In July of 1941 a man escaped from Bunker number 12 at Auschwitz, the infamous German prison camp. The remaining men of Bunker 12, those who survived to tell us, were led out and for an entire day they were made to stand in the sun without food and without water. But the escapee was not found. This was really bad news for the rest of those men because in order to discourage escapes, Auschwitz had a rule that if one man escaped ten other men would die in retaliation. Eyewitnesses reported that Karl Fritz, the commandant, screamed these words, "The fugitive has not been found. You will all pay for this. Ten of you will be locked in the starvation bunker without food or water until you die." A guard called out the names of ten men who had been chosen to die because of the escape. One of these men was a Polish sergeant who had been in prison for helping the Polish resistance. As his name was called, he couldn't help but sort of cry of anguish, and it's reported that he cried out, "My poor wife. My poor children. What will they do?" Suddenly, another prisoner silently stepped forward and took off his cap, stood before the commandant and said, "Let me take his place. I'm old. He has a wife and children." To everyone's amazement, the commandant agreed and accepted the offer. Maximilian, as he was called, and nine others were sent to starve to death. Within two weeks their bodies were thrown in a heap and burned. The sergeant whose life was spared later wrote these words, "I could only thank him with my eyes. I was stunned and could hardly grasp what was going on; the immensity of it. I, the condemned, and to live; and someone else willingly and voluntarily offers his life for me, a stranger. I was saved." In 1995 that Polish sergeant whose life was spared celebrated his 95th birthday. For over fifty years, every morning he opened his eyes, he was confronted with the reality that he was alive because someone else volunteered to take his place.
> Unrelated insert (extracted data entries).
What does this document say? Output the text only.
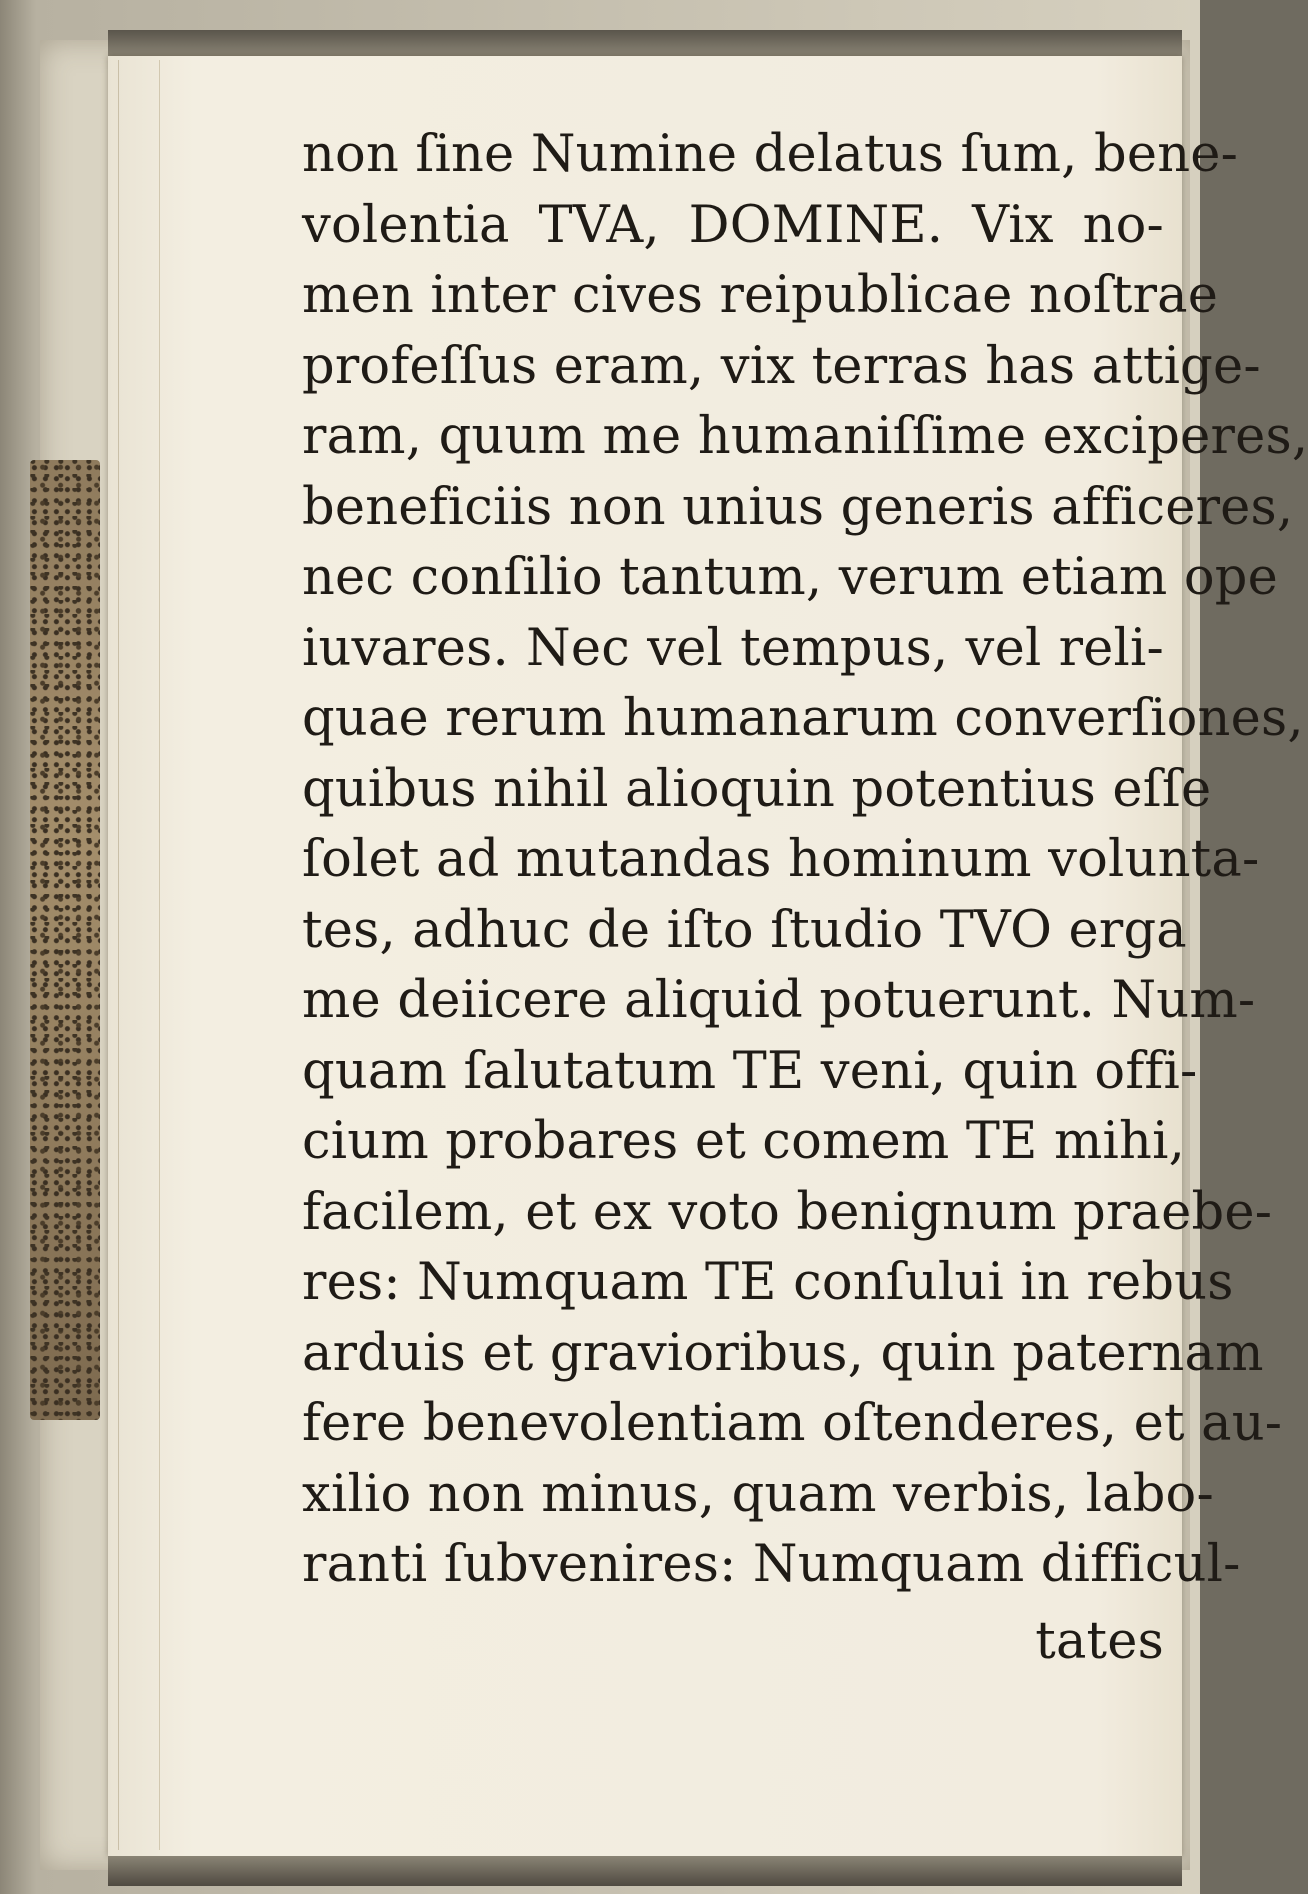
non ſine Numine delatus ſum, bene-
volentia TVA, DOMINE. Vix no-
men inter cives reipublicae noſtrae
profeſſus eram, vix terras has attige-
ram, quum me humaniſſime exciperes,
beneficiis non unius generis afficeres,
nec conſilio tantum, verum etiam ope
iuvares. Nec vel tempus, vel reli-
quae rerum humanarum converſiones,
quibus nihil alioquin potentius eſſe
ſolet ad mutandas hominum volunta-
tes, adhuc de iſto ſtudio TVO erga
me deiicere aliquid potuerunt. Num-
quam ſalutatum TE veni, quin offi-
cium probares et comem TE mihi,
facilem, et ex voto benignum praebe-
res: Numquam TE conſului in rebus
arduis et gravioribus, quin paternam
fere benevolentiam oſtenderes, et au-
xilio non minus, quam verbis, labo-
ranti ſubvenires: Numquam difficul-
tates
The Old Testament sacrificial system reminds each of us that our names were on the divine list of those appointed to eternal punishment. And our only hope was for a substitute; someone to step forward and voluntarily take the wrath of God in our place. And folks, everyday from now to eternity you and I should be confronted with the reality that we live because the eternal Son of God volunteered to take our place. Do you really understand what was happening that day outside the walls of Jerusalem? Jesus offered the sacrifice to God to end all sacrifices. He laid down His life for us. The Great High Priest willingly became the sacrifice. And it wasn't just any sacrifice. It was the ultimate sacrifice because it was a complete satisfaction of the justice and wrath of God. He was the perfect substitute, a voluntary human being in our place. And it was a permanent solution never to be redone again. Let's pray together.

Our Father, we thank you for such an amazing picture of grace. Lord, we thank you for that system that was part of the Old Testament that so clearly presented the reality of sin, and the reality of substitution, and the reality of forgiveness. Father we thank you that that system is done. That you've put away the first – all of that sacrificial system, in order to establish the second – the sacrifice of the body of Christ forever. For all of time. For everyone who will repent and believe. Father how could we ever thank you enough for such amazing love? Amazing love! How can it be, that Thou, my God, shouldst die for me? Father help us who know you, who have come to know you through Your Son, may our love for Christ be reignited. May our devotion to Him and willingness to obey Him be stirred by these things. And Father I do pray, undoubtedly there's someone here this morning, perhaps raised in the church, perhaps new to it, who has never come to benefit from the sacrifice of Christ. Father help that person to see that if they cling to their sin, if they refuse to turn in faith and repentance to Jesus Christ, that they will pay eternally. I pray that even today they would receive Christ as Lord and as Savior. I pray all of this in Jesus' Name, for His sake, Amen.